FairPensions: US Schemes Voice Discontent With BP While UK Avoids Spotlight
(April 13, 2011) — Two large US pension funds — the $234.7 billion California Public Employees’ Retirement System (CalPERS) and the $156.8 billion Tallahassee-based Florida State Board of Administration (FSBA) — have joined a list voting against BP at its annual general meeting over anger at the Gulf of Mexico oil spill.
“CalPERS is concerned with the absence of information related to key performance indicators and re-evaluation of the board’s role in oversight of risk management,” the nation’s largest public pension said in a statement.
Both CalPERS and FSBA said they would oppose the approval of BP’s annual report and the re-election of Bill Castell, non-executive director and head of the safety, ethics and environment assurance committee, who faces resentment from investors over the way he handled the largest oil spill in US history.
CalPERS, which holds roughly $450 million in BP shares, will vote against approval, while FSBA, which manages more than $100 billion of securities, will also oppose, according to documents posted on their company websites. UK schemes, however, have not been as vocal in asserting their discontent as shareholders, according to FairPensions, a UK-based advocacy group. In response to the moves by the US schemes, Matthew Butcher, spokesperson of FairPensions said:
“As a group that is interested in active shareholders we have noticed that there seem to be a swathe of US investors who are happy to publically declare there intentions while very few investors here in the UK are doing so.”

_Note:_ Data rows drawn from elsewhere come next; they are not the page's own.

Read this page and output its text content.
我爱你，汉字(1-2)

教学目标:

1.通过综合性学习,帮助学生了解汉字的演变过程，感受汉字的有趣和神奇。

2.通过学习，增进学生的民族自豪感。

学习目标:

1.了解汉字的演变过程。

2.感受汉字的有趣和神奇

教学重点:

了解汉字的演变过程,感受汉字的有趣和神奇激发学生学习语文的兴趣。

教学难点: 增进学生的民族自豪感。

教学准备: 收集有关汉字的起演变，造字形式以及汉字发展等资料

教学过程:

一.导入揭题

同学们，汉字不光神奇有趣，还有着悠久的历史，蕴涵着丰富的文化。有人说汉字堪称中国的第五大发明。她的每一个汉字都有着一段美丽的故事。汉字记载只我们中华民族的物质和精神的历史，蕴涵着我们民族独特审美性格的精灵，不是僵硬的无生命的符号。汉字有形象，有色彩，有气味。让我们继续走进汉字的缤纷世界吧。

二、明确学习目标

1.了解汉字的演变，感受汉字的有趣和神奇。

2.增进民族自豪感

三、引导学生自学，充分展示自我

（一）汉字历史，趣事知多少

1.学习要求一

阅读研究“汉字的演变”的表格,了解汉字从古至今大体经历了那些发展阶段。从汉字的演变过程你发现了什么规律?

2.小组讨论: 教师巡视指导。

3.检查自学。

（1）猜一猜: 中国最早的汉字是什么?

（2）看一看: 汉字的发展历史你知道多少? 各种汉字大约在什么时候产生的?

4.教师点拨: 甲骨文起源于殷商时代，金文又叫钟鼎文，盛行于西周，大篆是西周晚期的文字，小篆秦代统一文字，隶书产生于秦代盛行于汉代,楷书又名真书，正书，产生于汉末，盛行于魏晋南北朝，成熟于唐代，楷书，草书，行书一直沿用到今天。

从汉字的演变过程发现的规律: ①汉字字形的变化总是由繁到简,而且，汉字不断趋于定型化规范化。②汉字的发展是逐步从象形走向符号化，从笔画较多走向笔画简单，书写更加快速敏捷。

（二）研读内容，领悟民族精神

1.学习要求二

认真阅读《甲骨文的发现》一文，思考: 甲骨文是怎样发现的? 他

Louise Rouse, director of engagement at FairPensions, added:
“Although investors from the United States and continental Europe have been coming forward to declare their voting intentions the majority of British investors have been conspicuous only by their silence in the run up to the most anticipated AGM of 2011…In the interests of market transparency and for the benefit of pensions savers, we would like to see many more large institutional investors in Britain follow the lead of overseas investors in declaring their voting intentions ahead of controversial AGMs.”

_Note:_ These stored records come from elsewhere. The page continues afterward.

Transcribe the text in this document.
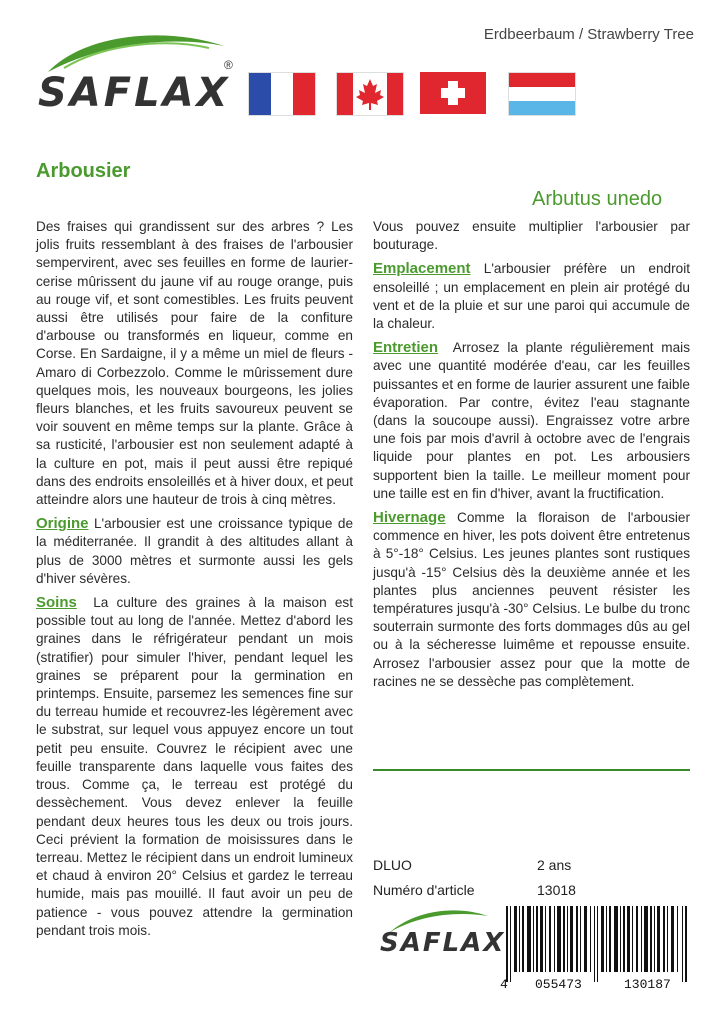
SAFLAX
®
Erdbeerbaum / Strawberry Tree
Arbousier
Arbutus unedo

Des fraises qui grandissent sur des arbres ? Les jolis fruits ressemblant à des fraises de l'arbousier sempervirent, avec ses feuilles en forme de laurier-cerise mûrissent du jaune vif au rouge orange, puis au rouge vif, et sont comestibles. Les fruits peuvent aussi être utilisés pour faire de la confiture d'arbouse ou transformés en liqueur, comme en Corse. En Sardaigne, il y a même un miel de fleurs - Amaro di Corbezzolo. Comme le mûrissement dure quelques mois, les nouveaux bourgeons, les jolies fleurs blanches, et les fruits savoureux peuvent se voir souvent en même temps sur la plante. Grâce à sa rusticité, l'arbousier est non seulement adapté à la culture en pot, mais il peut aussi être repiqué dans des endroits ensoleillés et à hiver doux, et peut atteindre alors une hauteur de trois à cinq mètres.

Origine L'arbousier est une croissance typique de la méditerranée. Il grandit à des altitudes allant à plus de 3000 mètres et surmonte aussi les gels d'hiver sévères.

Soins  La culture des graines à la maison est possible tout au long de l'année. Mettez d'abord les graines dans le réfrigérateur pendant un mois (stratifier) pour simuler l'hiver, pendant lequel les graines se préparent pour la germination en printemps. Ensuite, parsemez les semences fine sur du terreau humide et recouvrez-les légèrement avec le substrat, sur lequel vous appuyez encore un tout petit peu ensuite. Couvrez le récipient avec une feuille transparente dans laquelle vous faites des trous. Comme ça, le terreau est protégé du dessèchement. Vous devez enlever la feuille pendant deux heures tous les deux ou trois jours. Ceci prévient la formation de moisissures dans le terreau. Mettez le récipient dans un endroit lumineux et chaud à environ 20° Celsius et gardez le terreau humide, mais pas mouillé. Il faut avoir un peu de patience - vous pouvez attendre la germination pendant trois mois.

Vous pouvez ensuite multiplier l'arbousier par bouturage.

Emplacement L'arbousier préfère un endroit ensoleillé ; un emplacement en plein air protégé du vent et de la pluie et sur une paroi qui accumule de la chaleur.

Entretien  Arrosez la plante régulièrement mais avec une quantité modérée d'eau, car les feuilles puissantes et en forme de laurier assurent une faible évaporation. Par contre, évitez l'eau stagnante (dans la soucoupe aussi). Engraissez votre arbre une fois par mois d'avril à octobre avec de l'engrais liquide pour plantes en pot. Les arbousiers supportent bien la taille. Le meilleur moment pour une taille est en fin d'hiver, avant la fructification.

Hivernage Comme la floraison de l'arbousier commence en hiver, les pots doivent être entretenus à 5°-18° Celsius. Les jeunes plantes sont rustiques jusqu'à -15° Celsius dès la deuxième année et les plantes plus anciennes peuvent résister les températures jusqu'à -30° Celsius. Le bulbe du tronc souterrain surmonte des forts dommages dûs au gel ou à la sécheresse luimême et repousse ensuite. Arrosez l'arbousier assez pour que la motte de racines ne se dessèche pas complètement.

DLUO	2 ans
Numéro d'article	13018
SAFLAX
4 055473	130187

In June of last year, CalPERS revealed that it lost a total of $284.6 million in value following the oil disaster, which wiped out more than $1.4 billion from BP shares held by US state pensions. Other public retirement funds with large holdings in the oil giant included the California State Teachers’ Retirement System (CalSTRS), which lost roughly $104.8 million, followed by Florida’s state pension and the Texas Teachers Retirement System, according to Bloomberg data compiled following the disaster. “We are large enough to sustain reversals of individual portfolio companies,” CalPERS’ Clark McKinley told aiCIO in June. “As a long-term investor, we have been able to weather similar setbacks to other companies over the years. However, we certainly are concerned about the loss of BP share value and will be engaging the company to discuss the impact of the Gulf of Mexico crisis along with corporate governance issues.”